Cohort Selection

Tool(s) for Selecting Cases & Controls that Meet User Specified Criteria
NB. This tool is intended to build an initial cohort. It is the analyst's responsibility to take the resulting sample set and pare it down to one appropriate for analysis (for example, we do NOT perform any relatedness checks here). In addition, the default QC criteria can be changed to meet your specific needs.

Run /nfs/goldstein/software/cohort_selection/ --help to see options:
./ --help
usage: [-h]
                       [--sequencing_type {Exome,Genome,Custom_Capture} [{Exome,Genome,Custom_Capture} ...]]
                       [--sequencing_preference {Exome,Genome,Custom_Capture}]
                       [--bases_covered_10x BASES_COVERED_10X]
                       [--dbsnp_overlap_snv DBSNP_OVERLAP_SNV]
                       [--max_contamination MAX_CONTAMINATION]
                       [--ethnicity {African,Caucasian,EastAsian,Hispanic,MiddleEastern,SouthAsian} [{African,Caucasian,EastAsian,Hispanic,MiddleEastern,SouthAsian} ...]]
                       [--min_genotyping_rate MIN_GENOTYPING_RATE]
                       [--log_file_name LOG_FILE_NAME]
                       [--qc_file_name QC_FILE_NAME]

Assist user in selecting a set of cases and controls that meet certain user
specified criteria for downstream analysis

positional arguments:
  sample_file_name      Provide name of output sample list

optional arguments:
  -h, --help            show this help message and exit
  --sequencing_type {Exome,Genome,Custom_Capture} [{Exome,Genome,Custom_Capture} ...]
                        Specify one or more types of sequencing to include
                        (default: ['Exome'])
  --sequencing_preference {Exome,Genome,Custom_Capture}
                        Specify a preferred sequencing type in case a sample
                        has multiple database entries (default: Exome)
                        Include samples where self-declared sex does not match
                        that inferred from sequencing (default: False)
  --bases_covered_10x BASES_COVERED_10X
                        Require all samples to have at least this fraction of
                        bases in the CCDS regions to have 10x coverage
                        (default: 0.9)
  --dbsnp_overlap_snv DBSNP_OVERLAP_SNV
                        Require this fraction of overlap with dbSNP (SNVs)
                        (default: 0.9)
  --max_contamination MAX_CONTAMINATION
                        Require all samples to have <= this amount of
                        contamination (default: 0.03)
  --ethnicity {African,Caucasian,EastAsian,Hispanic,MiddleEastern,SouthAsian} [{African,Caucasian,EastAsian,Hispanic,MiddleEastern,SouthAsian} ...]
                        Specify one or more permitted ethnicities (default:
  --min_genotyping_rate MIN_GENOTYPING_RATE
                        Require all samples to have at least this genotyping
                        rate for ethnicity prediction (default: 0.9)
  --log_file_name LOG_FILE_NAME
                        Provide name of log file name, if desired (default:
  --qc_file_name QC_FILE_NAME
                        Provide name of output sample QC file (default: None)

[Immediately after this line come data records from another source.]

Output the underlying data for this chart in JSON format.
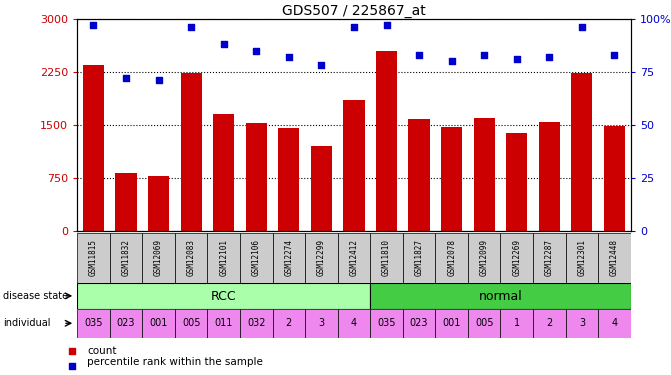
{
  "title": "GDS507 / 225867_at",
  "samples": [
    "GSM11815",
    "GSM11832",
    "GSM12069",
    "GSM12083",
    "GSM12101",
    "GSM12106",
    "GSM12274",
    "GSM12299",
    "GSM12412",
    "GSM11810",
    "GSM11827",
    "GSM12078",
    "GSM12099",
    "GSM12269",
    "GSM12287",
    "GSM12301",
    "GSM12448"
  ],
  "counts": [
    2350,
    820,
    780,
    2230,
    1650,
    1530,
    1450,
    1200,
    1850,
    2550,
    1580,
    1470,
    1600,
    1380,
    1540,
    2230,
    1480
  ],
  "percentiles": [
    97,
    72,
    71,
    96,
    88,
    85,
    82,
    78,
    96,
    97,
    83,
    80,
    83,
    81,
    82,
    96,
    83
  ],
  "disease_state": [
    "RCC",
    "RCC",
    "RCC",
    "RCC",
    "RCC",
    "RCC",
    "RCC",
    "RCC",
    "RCC",
    "normal",
    "normal",
    "normal",
    "normal",
    "normal",
    "normal",
    "normal",
    "normal"
  ],
  "individual": [
    "035",
    "023",
    "001",
    "005",
    "011",
    "032",
    "2",
    "3",
    "4",
    "035",
    "023",
    "001",
    "005",
    "1",
    "2",
    "3",
    "4"
  ],
  "bar_color": "#cc0000",
  "dot_color": "#0000cc",
  "rcc_color": "#aaffaa",
  "normal_color": "#44cc44",
  "individual_color": "#ee88ee",
  "sample_bg_color": "#cccccc",
  "ylim_left": [
    0,
    3000
  ],
  "ylim_right": [
    0,
    100
  ],
  "yticks_left": [
    0,
    750,
    1500,
    2250,
    3000
  ],
  "yticks_right": [
    0,
    25,
    50,
    75,
    100
  ],
  "ytick_labels_left": [
    "0",
    "750",
    "1500",
    "2250",
    "3000"
  ],
  "ytick_labels_right": [
    "0",
    "25",
    "50",
    "75",
    "100%"
  ],
  "legend_count": "count",
  "legend_percentile": "percentile rank within the sample",
  "label_disease_state": "disease state",
  "label_individual": "individual"
}
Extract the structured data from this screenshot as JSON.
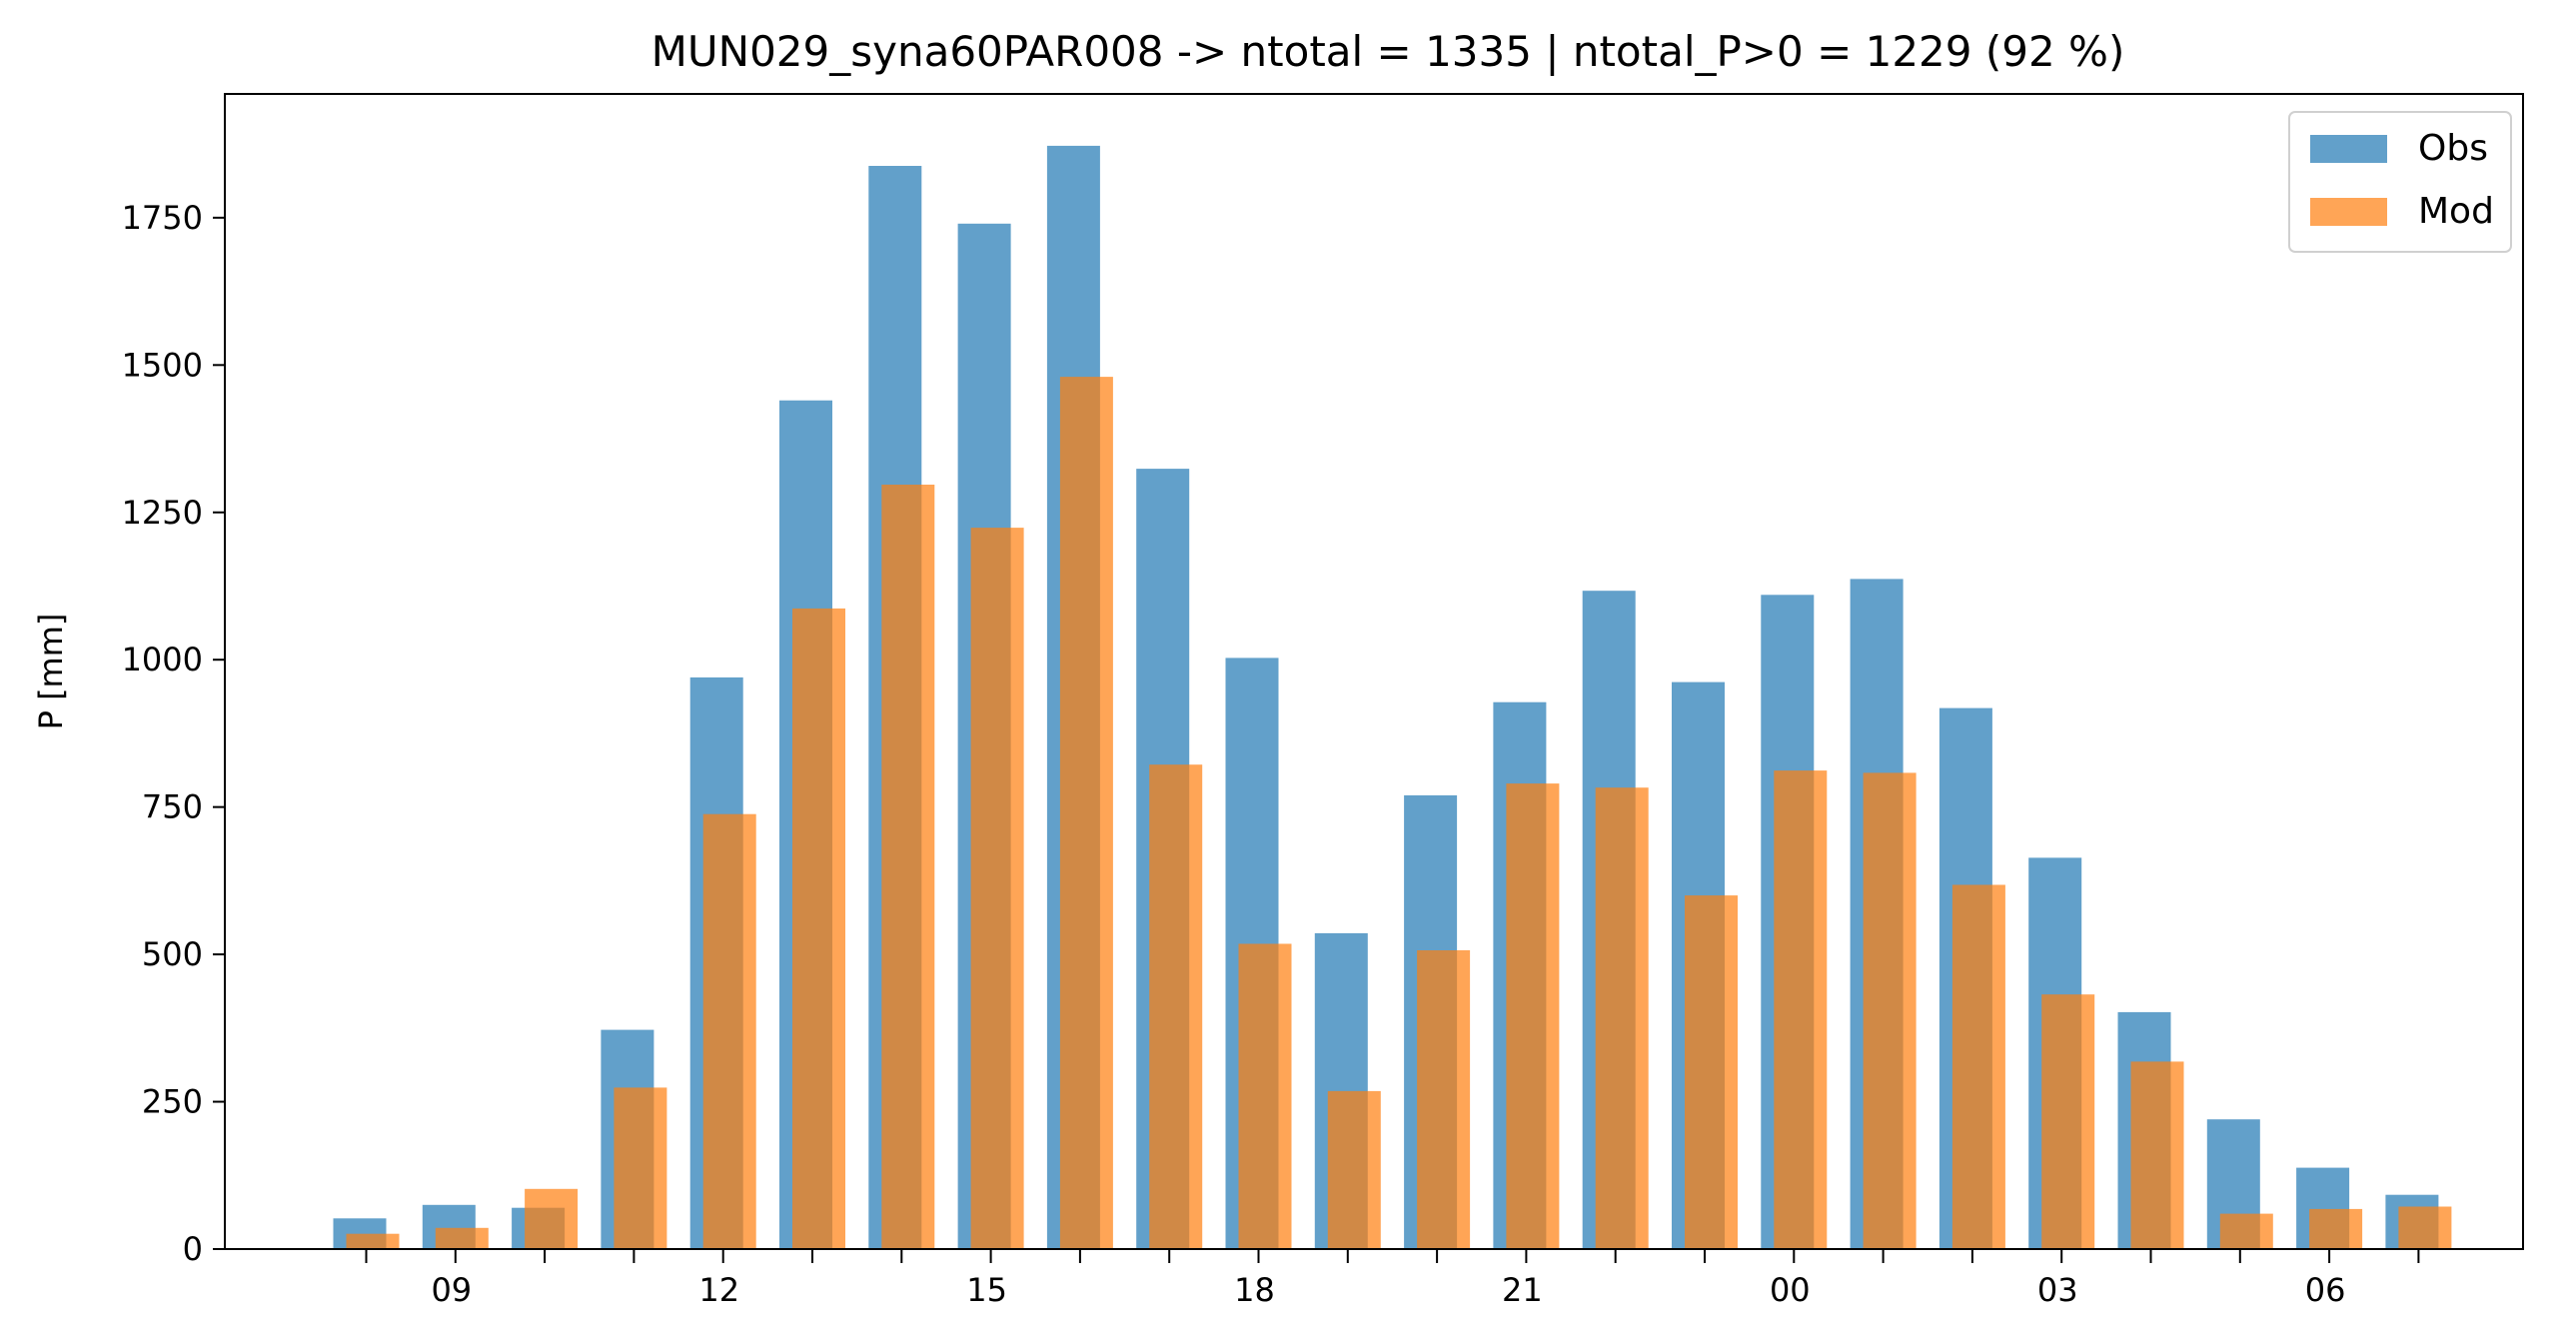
{
  "chart_data": {
    "type": "bar",
    "title": "MUN029_syna60PAR008 -> ntotal = 1335 | ntotal_P>0 = 1229 (92 %)",
    "xlabel": "",
    "ylabel": "P [mm]",
    "ylim": [
      0,
      1960
    ],
    "yticks": [
      0,
      250,
      500,
      750,
      1000,
      1250,
      1500,
      1750
    ],
    "hours": [
      8,
      9,
      10,
      11,
      12,
      13,
      14,
      15,
      16,
      17,
      18,
      19,
      20,
      21,
      22,
      23,
      0,
      1,
      2,
      3,
      4,
      5,
      6,
      7
    ],
    "xtick_labels": [
      "09",
      "12",
      "15",
      "18",
      "21",
      "00",
      "03",
      "06"
    ],
    "legend_position": "top-right",
    "grid": false,
    "series": [
      {
        "name": "Obs",
        "color": "#1f77b4",
        "opacity": 0.7,
        "values": [
          52,
          75,
          70,
          372,
          970,
          1440,
          1838,
          1740,
          1872,
          1324,
          1003,
          536,
          770,
          928,
          1117,
          962,
          1110,
          1137,
          918,
          664,
          402,
          220,
          138,
          92
        ]
      },
      {
        "name": "Mod",
        "color": "#ff7f0e",
        "opacity": 0.7,
        "values": [
          26,
          36,
          102,
          274,
          738,
          1087,
          1297,
          1224,
          1480,
          822,
          518,
          268,
          507,
          790,
          783,
          600,
          812,
          808,
          618,
          432,
          318,
          60,
          68,
          72
        ]
      }
    ]
  }
}
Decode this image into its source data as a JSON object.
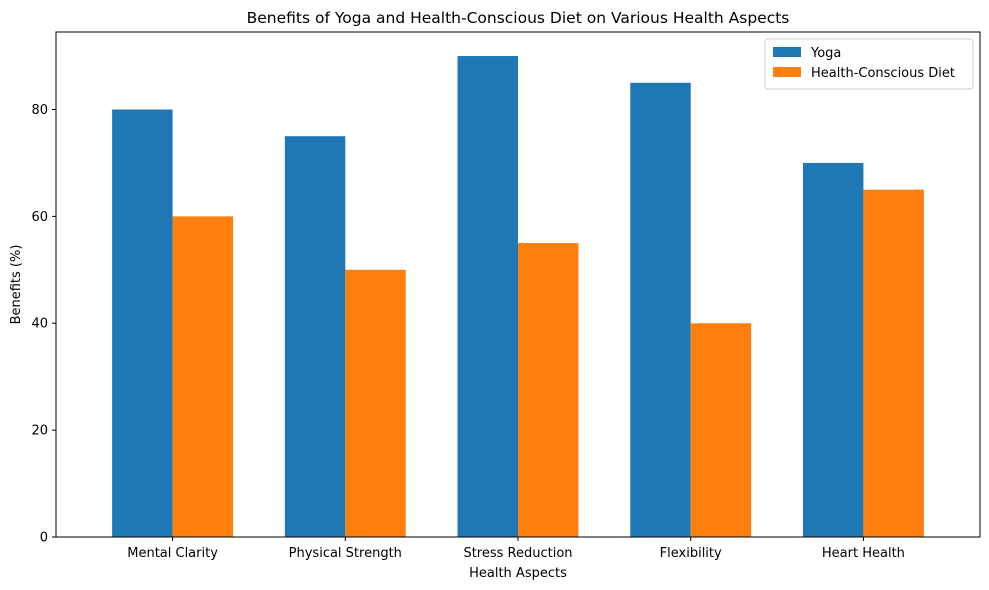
{
  "chart_data": {
    "type": "bar",
    "title": "Benefits of Yoga and Health-Conscious Diet on Various Health Aspects",
    "xlabel": "Health Aspects",
    "ylabel": "Benefits (%)",
    "categories": [
      "Mental Clarity",
      "Physical Strength",
      "Stress Reduction",
      "Flexibility",
      "Heart Health"
    ],
    "series": [
      {
        "name": "Yoga",
        "color": "#1f77b4",
        "values": [
          80,
          75,
          90,
          85,
          70
        ]
      },
      {
        "name": "Health-Conscious Diet",
        "color": "#ff7f0e",
        "values": [
          60,
          50,
          55,
          40,
          65
        ]
      }
    ],
    "ylim": [
      0,
      94.5
    ],
    "yticks": [
      0,
      20,
      40,
      60,
      80
    ],
    "grid": false,
    "legend_position": "top-right"
  }
}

If a parameter accepts one or more arguments, use a space to separate them, e.g. if you want to include exome and genome samples, you would use
--sequencing_type Exome Genome
. This tool is only intended to filter based on the following criteria:
  • sex typing mismatch (OPTIONAL): default is to not include these
  • sequencing type
  • CCDS regions covered at least at 10x
  • dbSNP overlap
  • contamination
  • ethnicity probability (if more than is specified, we accept any sample which has >= 80% probability of any one of the ethnicities; N.B. this does not handle admixed samples)

The selection tool will display the all samples that meet your specified QC criteria, grouped by broad phenotype. After you select CASE and CONTROL phenotypes, the tool will display the capture kits (if applicable) that apply to the selected sample. You can select any number of capture kits to include in your cohort, and the tool will proceed to generate a sample file in ATAV-ready format.

If you have provided --qc_file_name, the tool will provide all available QC information for the final list of selected samples in the specified. This can take a few moments.

If you have provided --log_file_name, the tool will keep a record of the usage details (including QC criteria, selected phenotypes, selected capture kits, etc.) in the specified file. Further runs will append to this file rather than overwriting.